For years, a big part of artist Dave Johnston’s career has been creating his work in front of, and for, large festival crowds.
While large festival events are on hiatus as the world continues to contend with COVID-19, that’s not stopping the Nova Scotia artist — better known as Chalkmaster Dave — from presenting his work as he travels across the country.
“It’s helping me connect with people,” he said in a Sept. 14 interview during a brief stay in Whitehorse before he headed to Dawson.
Johnston was travelling to Dawson with a goal of painting the scenes that make the Klondike so unique. Even before arriving in Dawson, Johnston was churning over ideas for a painting of the infamous Sourtoe Cocktail, perhaps something he may produce during a live demonstration.
Live demos, along with large chalk pieces spanning city sidewalks, 3D installations and more at events like the Halifax Busker Festival, Singapore Street Festival and others have all been part of Johnston’s more than 25-year career.
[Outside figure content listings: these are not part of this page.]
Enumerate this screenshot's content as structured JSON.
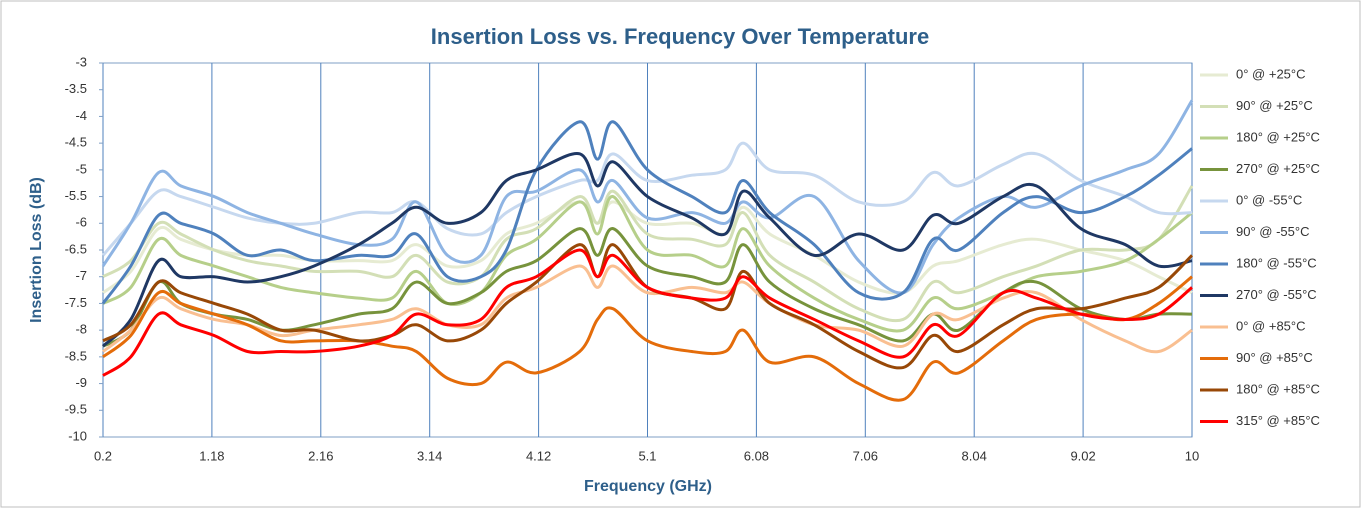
{
  "chart_data": {
    "type": "line",
    "title": "Insertion Loss vs. Frequency Over Temperature",
    "x_label": "Frequency (GHz)",
    "y_label": "Insertion Loss (dB)",
    "x": [
      0.2,
      0.45,
      0.7,
      0.9,
      1.2,
      1.5,
      1.8,
      2.1,
      2.5,
      2.8,
      3.02,
      3.3,
      3.6,
      3.83,
      4.1,
      4.49,
      4.65,
      4.79,
      5.1,
      5.5,
      5.8,
      5.96,
      6.2,
      6.6,
      7.0,
      7.4,
      7.67,
      7.9,
      8.3,
      8.6,
      9.0,
      9.4,
      9.7,
      10
    ],
    "xlim": [
      0.2,
      10
    ],
    "xticks": [
      0.2,
      1.18,
      2.16,
      3.14,
      4.12,
      5.1,
      6.08,
      7.06,
      8.04,
      9.02,
      10
    ],
    "ylim": [
      -10,
      -3
    ],
    "yticks": [
      -3,
      -3.5,
      -4,
      -4.5,
      -5,
      -5.5,
      -6,
      -6.5,
      -7,
      -7.5,
      -8,
      -8.5,
      -9,
      -9.5,
      -10
    ],
    "grid": "x",
    "legend": "right",
    "series": [
      {
        "name": "0° @ +25°C",
        "color": "#e6ebd2",
        "values": [
          -7.3,
          -6.9,
          -6.1,
          -6.3,
          -6.5,
          -6.6,
          -6.6,
          -6.7,
          -6.7,
          -6.7,
          -6.4,
          -6.8,
          -6.7,
          -6.2,
          -6.0,
          -5.6,
          -6.0,
          -5.6,
          -6.0,
          -6.0,
          -6.2,
          -5.7,
          -6.2,
          -6.6,
          -7.1,
          -7.3,
          -6.8,
          -6.7,
          -6.4,
          -6.3,
          -6.5,
          -6.7,
          -7.0,
          -7.3
        ]
      },
      {
        "name": "90° @ +25°C",
        "color": "#d3dfb6",
        "values": [
          -7.0,
          -6.7,
          -6.0,
          -6.2,
          -6.5,
          -6.7,
          -6.8,
          -6.9,
          -6.9,
          -7.0,
          -6.6,
          -7.1,
          -7.0,
          -6.3,
          -6.1,
          -5.5,
          -6.0,
          -5.4,
          -6.2,
          -6.3,
          -6.4,
          -5.8,
          -6.6,
          -7.1,
          -7.6,
          -7.8,
          -7.1,
          -7.3,
          -7.0,
          -6.8,
          -6.5,
          -6.5,
          -6.3,
          -5.3
        ]
      },
      {
        "name": "180° @ +25°C",
        "color": "#b6cf8a",
        "values": [
          -7.5,
          -7.2,
          -6.3,
          -6.6,
          -6.8,
          -7.0,
          -7.2,
          -7.3,
          -7.4,
          -7.4,
          -6.9,
          -7.5,
          -7.3,
          -6.6,
          -6.3,
          -5.6,
          -6.2,
          -5.5,
          -6.5,
          -6.6,
          -6.8,
          -6.1,
          -6.8,
          -7.4,
          -7.8,
          -8.0,
          -7.4,
          -7.6,
          -7.3,
          -7.0,
          -6.9,
          -6.7,
          -6.3,
          -5.8
        ]
      },
      {
        "name": "270° @ +25°C",
        "color": "#77933c",
        "values": [
          -8.3,
          -8.0,
          -7.1,
          -7.5,
          -7.7,
          -7.8,
          -8.0,
          -7.9,
          -7.7,
          -7.6,
          -7.1,
          -7.5,
          -7.3,
          -6.9,
          -6.7,
          -6.1,
          -6.6,
          -6.1,
          -6.8,
          -7.0,
          -7.1,
          -6.4,
          -7.1,
          -7.6,
          -7.9,
          -8.2,
          -7.7,
          -8.0,
          -7.3,
          -7.1,
          -7.6,
          -7.8,
          -7.7,
          -7.7
        ]
      },
      {
        "name": "0° @  -55°C",
        "color": "#c6d8ef",
        "values": [
          -6.6,
          -6.0,
          -5.4,
          -5.5,
          -5.7,
          -5.9,
          -6.0,
          -6.0,
          -5.8,
          -5.8,
          -5.6,
          -6.1,
          -6.2,
          -5.8,
          -5.5,
          -5.2,
          -5.2,
          -4.7,
          -5.2,
          -5.1,
          -5.0,
          -4.5,
          -5.0,
          -5.1,
          -5.6,
          -5.6,
          -5.05,
          -5.3,
          -4.9,
          -4.7,
          -5.2,
          -5.5,
          -5.8,
          -5.8
        ]
      },
      {
        "name": "90° @  -55°C",
        "color": "#8eb4e3",
        "values": [
          -6.8,
          -6.0,
          -5.05,
          -5.3,
          -5.5,
          -5.8,
          -6.0,
          -6.2,
          -6.4,
          -6.3,
          -5.6,
          -6.6,
          -6.6,
          -5.5,
          -5.4,
          -5.0,
          -5.6,
          -5.2,
          -5.9,
          -5.8,
          -6.0,
          -5.6,
          -5.9,
          -5.5,
          -6.7,
          -7.3,
          -6.4,
          -5.9,
          -5.5,
          -5.7,
          -5.3,
          -5.0,
          -4.7,
          -3.7
        ]
      },
      {
        "name": "180° @  -55°C",
        "color": "#4f81bd",
        "values": [
          -7.5,
          -6.8,
          -5.85,
          -6.0,
          -6.2,
          -6.6,
          -6.5,
          -6.7,
          -6.6,
          -6.6,
          -6.2,
          -7.0,
          -7.0,
          -6.5,
          -5.0,
          -4.1,
          -4.8,
          -4.1,
          -5.0,
          -5.5,
          -5.8,
          -5.2,
          -5.8,
          -6.4,
          -7.3,
          -7.3,
          -6.3,
          -6.5,
          -5.8,
          -5.5,
          -5.8,
          -5.5,
          -5.1,
          -4.6
        ]
      },
      {
        "name": "270° @  -55°C",
        "color": "#1f3864",
        "values": [
          -8.3,
          -7.8,
          -6.7,
          -7.0,
          -7.0,
          -7.1,
          -7.0,
          -6.8,
          -6.4,
          -6.0,
          -5.7,
          -6.0,
          -5.8,
          -5.2,
          -5.0,
          -4.7,
          -5.3,
          -4.85,
          -5.5,
          -5.9,
          -6.2,
          -5.4,
          -5.9,
          -6.6,
          -6.2,
          -6.5,
          -5.85,
          -6.0,
          -5.5,
          -5.3,
          -6.1,
          -6.4,
          -6.8,
          -6.7
        ]
      },
      {
        "name": "0° @ +85°C",
        "color": "#f9bf91",
        "values": [
          -8.4,
          -8.0,
          -7.4,
          -7.6,
          -7.8,
          -7.9,
          -8.1,
          -8.0,
          -7.9,
          -7.8,
          -7.6,
          -7.9,
          -7.9,
          -7.4,
          -7.2,
          -6.8,
          -7.2,
          -6.8,
          -7.3,
          -7.2,
          -7.3,
          -7.1,
          -7.5,
          -7.9,
          -8.0,
          -8.3,
          -7.7,
          -7.8,
          -7.4,
          -7.3,
          -7.8,
          -8.2,
          -8.4,
          -8.0
        ]
      },
      {
        "name": "90° @ +85°C",
        "color": "#e46c0a",
        "values": [
          -8.5,
          -8.1,
          -7.3,
          -7.5,
          -7.7,
          -7.9,
          -8.2,
          -8.2,
          -8.2,
          -8.3,
          -8.4,
          -8.9,
          -9.0,
          -8.6,
          -8.8,
          -8.4,
          -7.8,
          -7.6,
          -8.2,
          -8.4,
          -8.4,
          -8.0,
          -8.6,
          -8.5,
          -9.0,
          -9.3,
          -8.6,
          -8.8,
          -8.2,
          -7.8,
          -7.7,
          -7.8,
          -7.5,
          -7.0
        ]
      },
      {
        "name": "180° @ +85°C",
        "color": "#984807",
        "values": [
          -8.2,
          -7.9,
          -7.1,
          -7.3,
          -7.5,
          -7.7,
          -8.0,
          -8.0,
          -8.2,
          -8.1,
          -7.9,
          -8.2,
          -8.0,
          -7.5,
          -7.1,
          -6.4,
          -7.0,
          -6.4,
          -7.2,
          -7.4,
          -7.6,
          -6.9,
          -7.5,
          -7.9,
          -8.4,
          -8.7,
          -8.1,
          -8.4,
          -7.9,
          -7.6,
          -7.6,
          -7.4,
          -7.2,
          -6.6
        ]
      },
      {
        "name": "315° @ +85°C",
        "color": "#ff0000",
        "values": [
          -8.85,
          -8.5,
          -7.7,
          -7.9,
          -8.1,
          -8.4,
          -8.4,
          -8.4,
          -8.3,
          -8.1,
          -7.7,
          -7.9,
          -7.8,
          -7.2,
          -7.0,
          -6.5,
          -7.0,
          -6.6,
          -7.2,
          -7.4,
          -7.4,
          -7.0,
          -7.4,
          -7.8,
          -8.2,
          -8.5,
          -7.9,
          -8.1,
          -7.3,
          -7.4,
          -7.7,
          -7.8,
          -7.7,
          -7.2
        ]
      }
    ]
  }
}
That is until COVID-19 put festivals and big events on hiatus, leaving Johnston — who is accustomed to working in a crowd — largely alone at his country house in Nova Scotia with only a few neighbours nearby.
|Artist Dave Johnston is in the territory as part of his Operation Chalk the Nation tour. (Submitted/Dave Johnston)|
It’s a big change when you’re used to being around a lot of people, Johnston said, noting that while he has held some online events and continues selling his work online, it’s not the same as working the festival circuit.
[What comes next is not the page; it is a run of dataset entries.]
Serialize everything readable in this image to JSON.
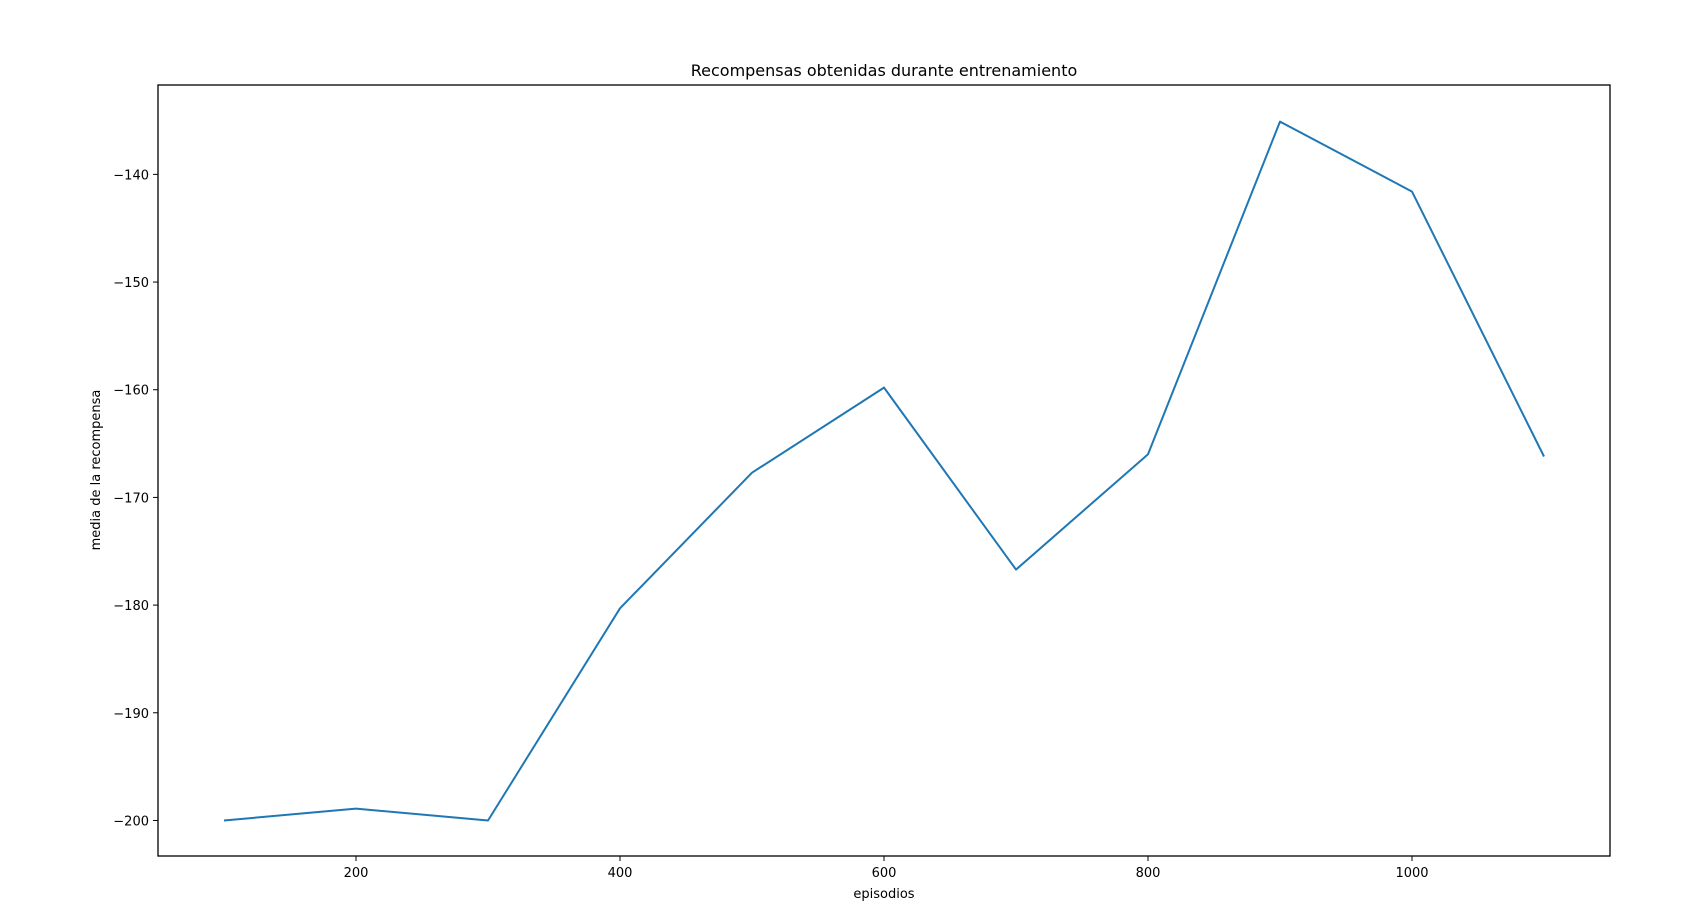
{
  "chart_data": {
    "type": "line",
    "title": "Recompensas obtenidas durante entrenamiento",
    "xlabel": "episodios",
    "ylabel": "media de la recompensa",
    "xlim": [
      50,
      1150
    ],
    "ylim": [
      -203.3,
      -131.7
    ],
    "xticks": [
      200,
      400,
      600,
      800,
      1000
    ],
    "yticks": [
      -200,
      -190,
      -180,
      -170,
      -160,
      -150,
      -140
    ],
    "grid": false,
    "line_color": "#1f77b4",
    "series": [
      {
        "x": [
          100,
          200,
          300,
          400,
          500,
          600,
          700,
          800,
          900,
          1000,
          1100
        ],
        "y": [
          -200.0,
          -198.9,
          -200.0,
          -180.3,
          -167.7,
          -159.8,
          -176.7,
          -166.0,
          -135.1,
          -141.6,
          -166.2
        ]
      }
    ]
  }
}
When an opportunity to sell his house came up, he decided to take it and buy an RV.
Initially, he envisioned a road trip to visit his children in Montreal and Squamish, British Columbia. With a couple of jobs that came up to produce chalk murals — including one in Vancouver, he soon realized it was an opportunity for adventure and to share his art with new audiences across the country.
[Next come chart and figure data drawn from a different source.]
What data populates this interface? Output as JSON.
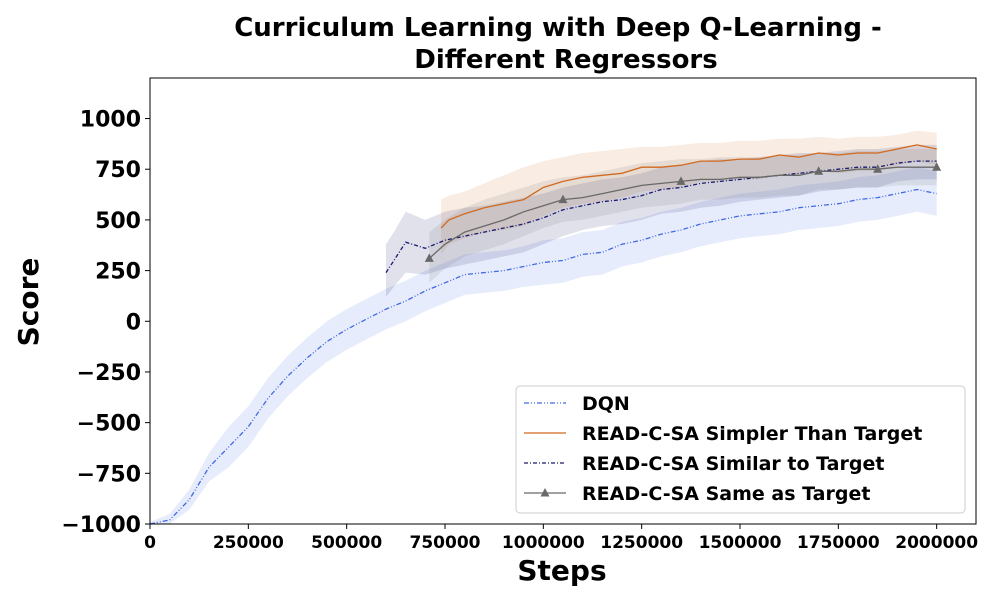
{
  "chart_data": {
    "type": "line",
    "title_line1": "Curriculum Learning with Deep Q-Learning -",
    "title_line2": "Different Regressors",
    "xlabel": "Steps",
    "ylabel": "Score",
    "xlim": [
      0,
      2100000
    ],
    "ylim": [
      -1000,
      1200
    ],
    "xticks": [
      0,
      250000,
      500000,
      750000,
      1000000,
      1250000,
      1500000,
      1750000,
      2000000
    ],
    "xtick_labels": [
      "0",
      "250000",
      "500000",
      "750000",
      "1000000",
      "1250000",
      "1500000",
      "1750000",
      "2000000"
    ],
    "yticks": [
      -1000,
      -750,
      -500,
      -250,
      0,
      250,
      500,
      750,
      1000
    ],
    "ytick_labels": [
      "−1000",
      "−750",
      "−500",
      "−250",
      "0",
      "250",
      "500",
      "750",
      "1000"
    ],
    "grid": false,
    "legend_position": "lower-right",
    "series": [
      {
        "name": "DQN",
        "color": "#4169e1",
        "line_style": "dash-dot-dot",
        "marker": "none",
        "x": [
          0,
          50000,
          100000,
          150000,
          200000,
          250000,
          300000,
          350000,
          400000,
          450000,
          500000,
          550000,
          600000,
          650000,
          700000,
          750000,
          800000,
          850000,
          900000,
          950000,
          1000000,
          1050000,
          1100000,
          1150000,
          1200000,
          1250000,
          1300000,
          1350000,
          1400000,
          1450000,
          1500000,
          1550000,
          1600000,
          1650000,
          1700000,
          1750000,
          1800000,
          1850000,
          1900000,
          1950000,
          2000000
        ],
        "y": [
          -1000,
          -980,
          -880,
          -720,
          -620,
          -520,
          -380,
          -270,
          -180,
          -100,
          -40,
          10,
          60,
          100,
          150,
          190,
          230,
          240,
          250,
          270,
          290,
          300,
          330,
          340,
          380,
          400,
          430,
          450,
          480,
          500,
          520,
          530,
          540,
          560,
          570,
          580,
          600,
          610,
          630,
          650,
          630
        ],
        "upper": [
          -990,
          -950,
          -830,
          -650,
          -520,
          -420,
          -280,
          -170,
          -80,
          0,
          60,
          110,
          160,
          200,
          250,
          290,
          330,
          340,
          350,
          370,
          400,
          410,
          440,
          450,
          490,
          510,
          540,
          560,
          590,
          610,
          630,
          640,
          650,
          670,
          680,
          690,
          710,
          720,
          740,
          760,
          740
        ],
        "lower": [
          -1000,
          -1000,
          -930,
          -790,
          -720,
          -620,
          -480,
          -370,
          -280,
          -200,
          -140,
          -90,
          -40,
          0,
          50,
          90,
          130,
          140,
          150,
          170,
          180,
          190,
          220,
          230,
          270,
          290,
          320,
          340,
          370,
          390,
          410,
          420,
          430,
          450,
          460,
          470,
          490,
          500,
          520,
          540,
          520
        ]
      },
      {
        "name": "READ-C-SA Simpler Than Target",
        "color": "#d2691e",
        "line_style": "solid",
        "marker": "none",
        "x": [
          740000,
          760000,
          800000,
          850000,
          900000,
          950000,
          1000000,
          1050000,
          1100000,
          1150000,
          1200000,
          1250000,
          1300000,
          1350000,
          1400000,
          1450000,
          1500000,
          1550000,
          1600000,
          1650000,
          1700000,
          1750000,
          1800000,
          1850000,
          1900000,
          1950000,
          2000000
        ],
        "y": [
          460,
          500,
          530,
          560,
          580,
          600,
          660,
          690,
          710,
          720,
          730,
          760,
          760,
          770,
          790,
          790,
          800,
          800,
          820,
          810,
          830,
          820,
          830,
          830,
          850,
          870,
          850
        ],
        "upper": [
          600,
          620,
          640,
          680,
          720,
          760,
          790,
          810,
          830,
          840,
          850,
          860,
          860,
          870,
          880,
          880,
          890,
          890,
          900,
          900,
          910,
          900,
          910,
          910,
          920,
          940,
          930
        ],
        "lower": [
          330,
          380,
          410,
          440,
          450,
          470,
          520,
          560,
          580,
          590,
          610,
          640,
          650,
          660,
          690,
          690,
          700,
          700,
          720,
          720,
          740,
          730,
          740,
          740,
          770,
          790,
          770
        ]
      },
      {
        "name": "READ-C-SA Similar to Target",
        "color": "#191970",
        "line_style": "dash-dot",
        "marker": "none",
        "x": [
          600000,
          620000,
          650000,
          700000,
          750000,
          800000,
          850000,
          900000,
          950000,
          1000000,
          1050000,
          1100000,
          1150000,
          1200000,
          1250000,
          1300000,
          1350000,
          1400000,
          1450000,
          1500000,
          1550000,
          1600000,
          1650000,
          1700000,
          1750000,
          1800000,
          1850000,
          1900000,
          1950000,
          2000000
        ],
        "y": [
          240,
          300,
          390,
          360,
          400,
          420,
          440,
          460,
          480,
          510,
          550,
          570,
          590,
          600,
          620,
          650,
          660,
          680,
          690,
          700,
          710,
          720,
          730,
          740,
          750,
          760,
          760,
          780,
          790,
          790
        ],
        "upper": [
          380,
          440,
          540,
          500,
          540,
          560,
          570,
          590,
          610,
          630,
          660,
          680,
          700,
          710,
          730,
          760,
          770,
          790,
          800,
          800,
          810,
          820,
          830,
          830,
          840,
          850,
          850,
          860,
          870,
          870
        ],
        "lower": [
          120,
          170,
          240,
          230,
          260,
          280,
          300,
          320,
          340,
          380,
          420,
          450,
          470,
          480,
          500,
          530,
          540,
          560,
          570,
          590,
          600,
          610,
          620,
          640,
          650,
          660,
          660,
          690,
          700,
          700
        ]
      },
      {
        "name": "READ-C-SA Same as Target",
        "color": "#696969",
        "line_style": "solid",
        "marker": "triangle",
        "x": [
          710000,
          750000,
          800000,
          850000,
          900000,
          950000,
          1000000,
          1050000,
          1100000,
          1150000,
          1200000,
          1250000,
          1300000,
          1350000,
          1400000,
          1450000,
          1500000,
          1550000,
          1600000,
          1650000,
          1700000,
          1750000,
          1800000,
          1850000,
          1900000,
          1950000,
          2000000
        ],
        "y": [
          310,
          380,
          440,
          470,
          500,
          540,
          570,
          600,
          610,
          630,
          650,
          670,
          680,
          690,
          700,
          700,
          710,
          710,
          720,
          720,
          740,
          740,
          750,
          750,
          760,
          760,
          760
        ],
        "upper": [
          440,
          500,
          560,
          600,
          630,
          660,
          690,
          710,
          720,
          740,
          760,
          780,
          790,
          800,
          800,
          810,
          810,
          810,
          820,
          820,
          830,
          830,
          840,
          840,
          850,
          850,
          850
        ],
        "lower": [
          190,
          260,
          320,
          350,
          380,
          420,
          460,
          490,
          500,
          520,
          540,
          560,
          570,
          580,
          600,
          600,
          610,
          610,
          620,
          620,
          650,
          650,
          660,
          660,
          670,
          670,
          670
        ],
        "marker_x": [
          710000,
          1050000,
          1350000,
          1700000,
          1850000,
          2000000
        ]
      }
    ]
  }
}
He’s dubbed the journey Operation Chalk the Nation and through it, Johnston is using his art to reach out to people and show that most aren’t as far apart on issues as the internet would have you believe.
“We lose our nuance in a sound bite,” Johnston said. “We love the zinger.”
While social media can make issues seem quite polarizing, particularly in the midst of a pandemic no one has experienced before, Johnston pointed out for the most part everyone is looking for the same things. Health, happiness, caring for their families all top the list.
He added it’s important for people — while being as safe as possible — to get back to a place of being familiar with one another again with greater communication.
“Art has allowed me to do that,” he said, noting it acts as a bridge to bigger conversations.
Travelling the country while producing art brings about discussions, allowing Johnston to meet a wide variety of people from all walks of life.
“It’s been a really wonderful experience,” he said as he highlighted experiences like meeting the Bunce family in Jade City, about 115 kilometres north of Dease Lake, B.C.
Not much of a TV-watcher, Johnston didn’t realize there was a TV show about the family’s jade mining operation, and similarly, it was only through conversation that they learned of Johnston’s work.
From there, conversations grew and Johnston found himself with the opportunity to create works of art on the jade mined in the area.
Johnston said his journey is both allowing him to connect to people more and has also helped him renew his calling as an artist, making it less of a job these days.
After spending some time in Dawson, Johnston plans to make his way back to Whitehorse before heading back down south and continuing to take his art across the country back to Nova Scotia.